Availability and accessibility of HBV vaccine in the colleges
Participants in both FGDs felt that there was low availability and accessibility of the vaccine in the campuses. This was especially in those campuses far from KMTC’s headquarters (Nairobi). The main contributing factors cited were delays in supply of the vaccine, lack of transportation of the vaccines to the campuses, lack of vaccine storage facilities in some campuses, inadequate numbers of staff members to carry out the vaccination exercise and shortage of supplies needed for the vaccination exercise. Consequently, some students did not receive the full course of the vaccine prior to practical placement.
“It has not been very easy, at times the vaccines are not there and no storage facility especially outside Nairobi and of course transportation [is a challenge]” [Staff 2]
“It [vaccine supply] is not [consistent] because some doses are missing and therefore, we are forced to give unrecommended doses. We have back logs and at times the students refuse to [go to] the wards.” [Staff 1]
The shortage of staff members to carry out the vaccination exercise was expressed in both FGDs. This led to senior students working as vaccinators. The respondents felt that this had the potential to expose students to risks of receiving an injection from an unqualified practitioner.
“Lack of qualified vaccinators [is a challenge]. In most colleges, we use senior students to help in the vaccination process”[Staff 1]
“…..it [vaccination] is done by senior students who are not qualified….”[Student 6]
Poor timing of the HBV vaccine doses also arose in the discussions. Due to delays in supply of the vaccine, students were exposed to the practical attachment without having received the full course of the vaccine (3 or 4 doses).
“I wish the supply [of the vaccine] can be consistent. We should get the vaccines before students go for their attachment…….when the vaccine gets late, the students are already in the rural attachment and [it is] very difficult to get them.” [Staff 5]
“Yes [we should be vaccinated before practical attachment]because we are going to be exposed in the wards.” [Student 3]
Attitude towards the vaccination process at KMTC
Students felt that the delay in getting the vaccine was due to an unconcerned administration. In addition, they felt that the administration had not put in place proper awareness creation channels about the availability of the vaccine to its students.
“The college is not doing enough because there is no communication. They wait for the students to push for it…”[Student 9]
Staff members felt that implementation of the vaccination program was not efficient. They felt that poor monitoring and assessment of the vaccine supply chain as well as lengthy procurement processes were to blame for delays.
“…some institutions[campuses] only remember [to issue first dose to] new students and [are] not able to give the second dose. Major issue is procurement.”[Staff ]
Institutionalization and sustainability of the vaccination program
There were mixed feelings about the need to continue with the vaccination program at KMTC. While some staff and students felt that the program should continue albeit with some improvement, others felt that the program should be stopped and students allowed to get the vaccine outside the college.

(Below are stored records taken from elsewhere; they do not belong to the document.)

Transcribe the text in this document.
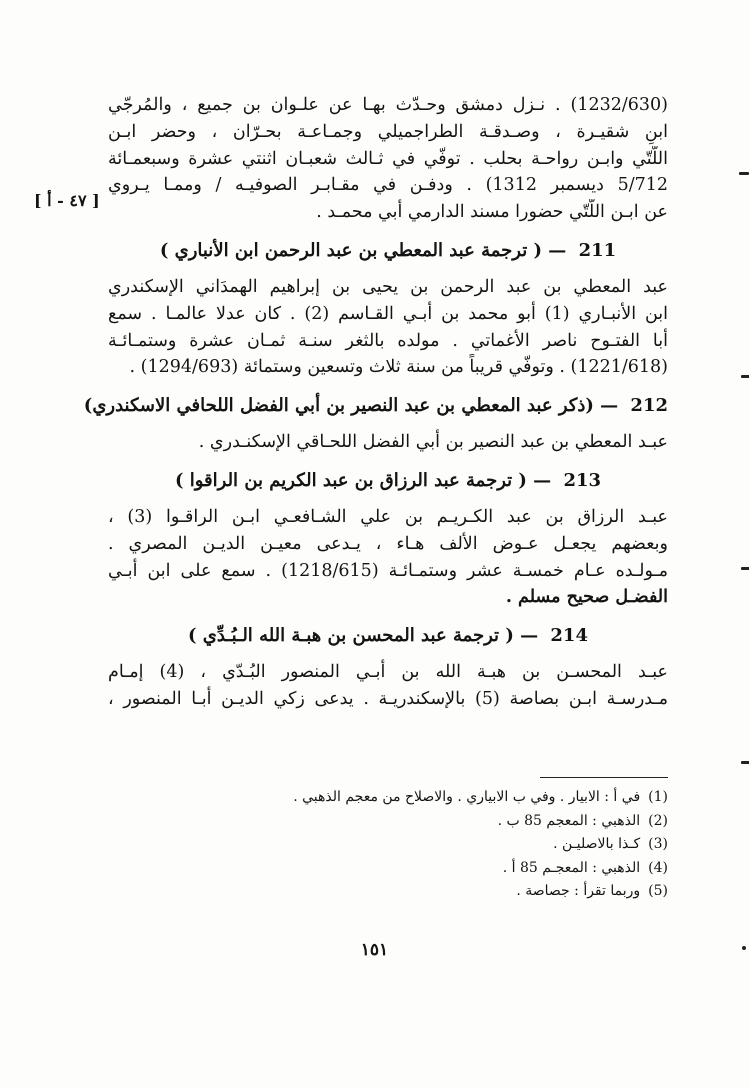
[ ٤٧ - أ ]
(1232/630) . نـزل دمشق وحـدّث بهـا عن علـوان بن جميع ، والمُرجّي
ابنِ شقيـرة ، وصـدقـة الطراجميلي وجمـاعـة بحـرّان ، وحضر ابـن
اللّتّي وابـن رواحـة بحلب . توفّي في ثـالث شعبـان اثنتي عشرة وسبعمـائة
5/712 ديسمبر 1312) . ودفـن في مقـابـر الصوفيـه / وممـا يـروي
عن ابـن اللّتّي حضورا مسند الدارمي أبي محمـد .
211 — ( ترجمة عبد المعطي بن عبد الرحمن ابن الأنباري )
عبد المعطي بن عبد الرحمن بن يحيى بن إبراهيم الهمدَاني الإسكندري
ابن الأنبـاري (1) أبو محمد بن أبـي القـاسم (2) . كان عدلا عالمـا . سمع
أبا الفتـوح ناصر الأغماتي . مولده بالثغر سنـة ثمـان عشرة وستمـائـة
(1221/618) . وتوفّي قريباً من سنة ثلاث وتسعين وستمائة (1294/693) .
212 — (ذكر عبد المعطي بن عبد النصير بن أبي الفضل اللحافي الاسكندري)
عبـد المعطي بن عبد النصير بن أبي الفضل اللحـاقي الإسكنـدري .
213 — ( ترجمة عبد الرزاق بن عبد الكريم بن الراقوا )
عبـد الرزاق بن عبد الكـريـم بن علي الشـافعـي ابـن الراقـوا (3) ،
وبعضهم يجعـل عـوض الألف هـاء ، يـدعى معيـن الديـن المصري .
مـولـده عـام خمسـة عشر وستمـائـة (1218/615) . سمع على ابن أبـي
الفضـل صحيح مسلم .
214 — ( ترجمة عبد المحسن بن هبـة الله الـبُـدِّي )
عبـد المحسـن بن هبـة الله بن أبـي المنصور البُـدّي ، (4) إمـام
مـدرسـة ابـن بصاصة (5) بالإسكندريـة . يدعى زكي الديـن أبـا المنصور ،
(1)في أ : الابيار . وفي ب الابياري . والاصلاح من معجم الذهبي .
(2)الذهبي : المعجم 85 ب .
(3)كـذا بالاصليـن .
(4)الذهبي : المعجـم 85 أ .
(5)وربما تقرأ : جصاصة .
١٥١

“The system can be improved…every campus should have its vaccine. Storage should first be improved.”[Staff 11]
“No, I don’t support the current structure but I would prefer it outside the KMTC.”[Student 9]
Triangulation of Quantitative and Qualitative findings
Delay in receiving the vaccine was highlighted in both the qualitative and quantitative studies. The FGDs provided insight into the causes of the delays which included centralization of the vaccine procurement process in the headquarters thus necessitating transport of the vaccine to campuses, lack of transportation and storage facilities at the peripheral facilities. Inadequate staff members to carry out the vaccination exercise also affected the accessibility of the vaccine. While the quantitative study showed that majority of students supported the continuation of the vaccination program, the qualitative study offered insight into opinions both for its continuation and discontinuation.